THE LATEST: Learnings from Merger Remedies Study Underscores FTC’s Heightened Focus on Remedy Packages and Proposed Buyers
- In early February, the FTC released its Merger Remedies Study (the Study), which focused on transactions from 2006-2012 in which the FTC found a competitive problem that did not require a block outright, and allowed the transaction to gain clearance so long as the merging parties agreed to what the FTC determined were appropriate remedies to restore competition to the impacted market.
- Via case study method, questionnaires and data, the FTC analyzed the outcomes of 89 remedial orders and self-critiqued its success in restoring competition and used the learnings to refine its internal best practices.
- The report serves as an update to practitioners for understanding what is required to develop an effective remedy package, what qualities the FTC seeks in a buyer of the remedy package and how the FTC will seek to implement the remedy.
- On balance, the Study supported the FTC’s current practices.

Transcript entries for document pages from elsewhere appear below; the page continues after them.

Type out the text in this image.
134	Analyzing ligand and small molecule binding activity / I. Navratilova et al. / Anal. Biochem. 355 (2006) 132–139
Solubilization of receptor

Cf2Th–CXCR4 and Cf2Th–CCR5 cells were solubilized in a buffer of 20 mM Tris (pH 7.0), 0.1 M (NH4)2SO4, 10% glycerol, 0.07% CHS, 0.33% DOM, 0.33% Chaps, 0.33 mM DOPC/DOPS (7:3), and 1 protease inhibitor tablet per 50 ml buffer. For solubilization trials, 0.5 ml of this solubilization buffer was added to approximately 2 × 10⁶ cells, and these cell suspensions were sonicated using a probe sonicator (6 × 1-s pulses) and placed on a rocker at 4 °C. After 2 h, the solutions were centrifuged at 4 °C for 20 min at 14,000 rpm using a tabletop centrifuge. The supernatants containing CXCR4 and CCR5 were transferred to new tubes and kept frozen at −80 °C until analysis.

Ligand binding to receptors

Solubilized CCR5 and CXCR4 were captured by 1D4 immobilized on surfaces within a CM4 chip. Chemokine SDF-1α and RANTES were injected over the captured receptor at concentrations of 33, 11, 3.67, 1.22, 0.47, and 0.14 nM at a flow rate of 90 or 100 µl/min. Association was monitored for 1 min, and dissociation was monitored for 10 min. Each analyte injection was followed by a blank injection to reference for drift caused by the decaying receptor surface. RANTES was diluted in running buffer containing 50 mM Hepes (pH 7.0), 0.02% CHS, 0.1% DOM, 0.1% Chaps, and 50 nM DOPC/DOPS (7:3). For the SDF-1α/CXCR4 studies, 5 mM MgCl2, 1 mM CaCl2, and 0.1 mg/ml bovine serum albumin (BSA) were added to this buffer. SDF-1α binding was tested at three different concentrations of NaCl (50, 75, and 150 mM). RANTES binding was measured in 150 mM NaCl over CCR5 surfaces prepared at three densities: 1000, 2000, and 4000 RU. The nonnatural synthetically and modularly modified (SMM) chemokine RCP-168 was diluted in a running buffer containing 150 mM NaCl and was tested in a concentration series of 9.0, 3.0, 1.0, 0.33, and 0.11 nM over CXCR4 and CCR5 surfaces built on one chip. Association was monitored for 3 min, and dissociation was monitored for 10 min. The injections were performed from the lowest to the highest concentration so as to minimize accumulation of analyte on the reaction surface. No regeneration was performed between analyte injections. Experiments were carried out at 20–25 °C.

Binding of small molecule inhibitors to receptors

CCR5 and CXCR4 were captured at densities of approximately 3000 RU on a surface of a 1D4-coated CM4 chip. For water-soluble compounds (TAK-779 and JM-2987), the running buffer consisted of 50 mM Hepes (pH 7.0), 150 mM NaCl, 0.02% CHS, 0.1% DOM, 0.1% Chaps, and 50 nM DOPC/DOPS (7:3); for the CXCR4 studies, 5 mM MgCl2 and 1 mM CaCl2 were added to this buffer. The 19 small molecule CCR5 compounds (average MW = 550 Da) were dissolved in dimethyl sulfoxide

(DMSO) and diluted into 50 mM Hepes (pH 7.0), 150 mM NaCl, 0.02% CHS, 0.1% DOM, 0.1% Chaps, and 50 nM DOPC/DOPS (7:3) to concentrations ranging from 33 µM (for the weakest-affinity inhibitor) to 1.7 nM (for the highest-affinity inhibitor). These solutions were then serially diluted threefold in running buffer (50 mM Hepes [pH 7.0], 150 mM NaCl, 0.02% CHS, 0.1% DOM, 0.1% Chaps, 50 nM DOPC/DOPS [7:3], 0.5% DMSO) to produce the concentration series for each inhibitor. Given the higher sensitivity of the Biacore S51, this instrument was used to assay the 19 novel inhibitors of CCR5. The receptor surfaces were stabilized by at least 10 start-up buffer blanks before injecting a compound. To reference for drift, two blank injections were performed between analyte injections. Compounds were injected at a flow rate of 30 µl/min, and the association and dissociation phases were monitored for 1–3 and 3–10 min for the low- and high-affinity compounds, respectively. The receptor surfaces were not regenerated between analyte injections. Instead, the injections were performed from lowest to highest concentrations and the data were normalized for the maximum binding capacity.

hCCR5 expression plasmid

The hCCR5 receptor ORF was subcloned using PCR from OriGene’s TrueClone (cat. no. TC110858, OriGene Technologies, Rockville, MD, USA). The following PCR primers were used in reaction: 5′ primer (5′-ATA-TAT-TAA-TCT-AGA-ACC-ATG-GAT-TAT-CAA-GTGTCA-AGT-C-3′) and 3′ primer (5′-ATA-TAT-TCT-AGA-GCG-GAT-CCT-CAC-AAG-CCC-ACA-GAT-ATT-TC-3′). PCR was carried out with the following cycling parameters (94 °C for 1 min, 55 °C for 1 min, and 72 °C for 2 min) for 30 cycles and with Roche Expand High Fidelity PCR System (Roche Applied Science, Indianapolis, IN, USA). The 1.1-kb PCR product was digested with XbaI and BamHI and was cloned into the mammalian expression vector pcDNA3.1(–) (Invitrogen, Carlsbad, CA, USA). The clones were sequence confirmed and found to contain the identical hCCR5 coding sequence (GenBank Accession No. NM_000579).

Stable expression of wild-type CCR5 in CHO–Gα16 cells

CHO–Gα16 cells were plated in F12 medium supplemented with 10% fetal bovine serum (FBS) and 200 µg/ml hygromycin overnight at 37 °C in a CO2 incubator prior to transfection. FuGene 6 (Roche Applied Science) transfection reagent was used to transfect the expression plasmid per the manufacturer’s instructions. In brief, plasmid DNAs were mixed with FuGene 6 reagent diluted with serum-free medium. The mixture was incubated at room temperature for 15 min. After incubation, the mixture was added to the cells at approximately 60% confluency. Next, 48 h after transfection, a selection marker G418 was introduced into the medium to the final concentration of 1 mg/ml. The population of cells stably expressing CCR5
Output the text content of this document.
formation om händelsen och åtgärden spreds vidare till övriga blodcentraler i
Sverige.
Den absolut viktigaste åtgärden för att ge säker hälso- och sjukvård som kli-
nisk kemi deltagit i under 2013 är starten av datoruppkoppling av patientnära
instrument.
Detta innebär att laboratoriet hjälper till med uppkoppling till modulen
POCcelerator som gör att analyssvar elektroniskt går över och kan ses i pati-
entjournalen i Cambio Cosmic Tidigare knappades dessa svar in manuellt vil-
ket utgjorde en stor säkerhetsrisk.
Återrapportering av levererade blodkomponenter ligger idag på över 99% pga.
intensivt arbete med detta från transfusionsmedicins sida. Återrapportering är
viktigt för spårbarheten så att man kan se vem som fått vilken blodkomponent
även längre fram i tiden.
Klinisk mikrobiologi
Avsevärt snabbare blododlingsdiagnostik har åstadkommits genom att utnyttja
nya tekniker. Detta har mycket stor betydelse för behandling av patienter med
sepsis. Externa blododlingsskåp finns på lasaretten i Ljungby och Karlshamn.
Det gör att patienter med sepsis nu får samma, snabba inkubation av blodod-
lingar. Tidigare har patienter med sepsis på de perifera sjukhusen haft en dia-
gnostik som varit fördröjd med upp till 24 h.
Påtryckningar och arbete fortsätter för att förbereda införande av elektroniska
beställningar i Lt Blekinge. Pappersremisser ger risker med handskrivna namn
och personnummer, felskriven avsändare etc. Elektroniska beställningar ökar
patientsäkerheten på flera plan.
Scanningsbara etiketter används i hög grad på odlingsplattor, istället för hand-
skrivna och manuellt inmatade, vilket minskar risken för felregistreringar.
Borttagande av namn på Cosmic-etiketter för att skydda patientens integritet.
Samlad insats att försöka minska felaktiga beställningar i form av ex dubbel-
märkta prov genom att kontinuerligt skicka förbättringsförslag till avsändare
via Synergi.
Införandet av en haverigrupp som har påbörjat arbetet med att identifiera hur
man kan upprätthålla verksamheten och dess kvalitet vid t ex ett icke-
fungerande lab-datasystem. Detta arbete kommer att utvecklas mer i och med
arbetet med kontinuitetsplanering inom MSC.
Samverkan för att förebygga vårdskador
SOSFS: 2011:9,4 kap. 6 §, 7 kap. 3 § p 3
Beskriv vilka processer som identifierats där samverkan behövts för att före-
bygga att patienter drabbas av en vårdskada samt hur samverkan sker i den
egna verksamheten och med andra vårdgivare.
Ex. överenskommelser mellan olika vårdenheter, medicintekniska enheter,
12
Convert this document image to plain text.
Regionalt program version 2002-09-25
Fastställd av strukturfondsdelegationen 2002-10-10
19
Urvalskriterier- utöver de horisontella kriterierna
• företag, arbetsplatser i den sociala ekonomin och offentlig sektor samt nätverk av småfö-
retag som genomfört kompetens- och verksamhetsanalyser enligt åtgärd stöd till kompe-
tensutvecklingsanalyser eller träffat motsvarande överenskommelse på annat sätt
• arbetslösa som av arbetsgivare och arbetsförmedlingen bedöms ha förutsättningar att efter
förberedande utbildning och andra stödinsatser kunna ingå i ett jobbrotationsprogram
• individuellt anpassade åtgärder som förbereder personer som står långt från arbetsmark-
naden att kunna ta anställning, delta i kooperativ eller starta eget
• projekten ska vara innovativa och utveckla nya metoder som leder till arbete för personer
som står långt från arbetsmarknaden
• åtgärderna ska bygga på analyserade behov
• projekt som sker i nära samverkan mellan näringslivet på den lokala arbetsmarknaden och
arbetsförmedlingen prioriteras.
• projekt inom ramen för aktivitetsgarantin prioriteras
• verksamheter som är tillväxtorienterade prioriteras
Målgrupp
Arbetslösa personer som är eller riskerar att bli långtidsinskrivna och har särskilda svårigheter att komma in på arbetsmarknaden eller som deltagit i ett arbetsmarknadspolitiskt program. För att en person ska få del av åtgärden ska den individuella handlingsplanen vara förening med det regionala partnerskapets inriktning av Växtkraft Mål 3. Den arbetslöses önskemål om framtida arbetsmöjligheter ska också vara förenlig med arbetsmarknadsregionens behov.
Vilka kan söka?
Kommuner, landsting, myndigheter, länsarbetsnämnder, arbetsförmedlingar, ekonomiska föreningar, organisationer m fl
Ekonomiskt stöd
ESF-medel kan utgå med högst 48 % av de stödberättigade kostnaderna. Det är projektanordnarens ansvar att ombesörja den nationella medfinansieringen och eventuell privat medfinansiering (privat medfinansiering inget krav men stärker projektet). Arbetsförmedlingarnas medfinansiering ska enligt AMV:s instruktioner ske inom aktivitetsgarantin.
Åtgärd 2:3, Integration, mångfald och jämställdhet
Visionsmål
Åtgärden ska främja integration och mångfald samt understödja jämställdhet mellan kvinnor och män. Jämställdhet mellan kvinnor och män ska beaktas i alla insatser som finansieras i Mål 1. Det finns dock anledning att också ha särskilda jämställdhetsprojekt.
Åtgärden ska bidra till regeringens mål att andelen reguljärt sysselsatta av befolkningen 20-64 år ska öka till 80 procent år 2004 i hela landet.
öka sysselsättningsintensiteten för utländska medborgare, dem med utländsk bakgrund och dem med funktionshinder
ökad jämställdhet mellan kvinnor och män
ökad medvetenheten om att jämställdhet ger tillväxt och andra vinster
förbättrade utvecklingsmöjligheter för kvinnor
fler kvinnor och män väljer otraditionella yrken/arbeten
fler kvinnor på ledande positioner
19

- Remedy packages consisting of an ongoing business were all successful—which confirms FTC’s long-held conviction that these kinds of divestitures are highly likely to succeed in restoring competition.
- There will be heightened focus when the remedy package consists of selected assets (that is, not an ongoing business) and a heightened focus on the financing/funding of the divestiture buyer.
- In these situations, merging parties should expect a fact intensive inquiry by the FTC, the potential for the FTC to seek larger asset packages that include products outside of the competitive problem area (if needed to make the proposed buyer competitive) and increased information sharing with the proposed buyer (and future competitor) to transition the business.
- FTC has a strong preference for proposed buyers with experience and strong financial commitment to the business. These kinds of proposed buyers are more effective at securing the right personnel, understanding what’s needed to effectively compete (e.g., assets, supply agreements, production processes) and implementing the transition.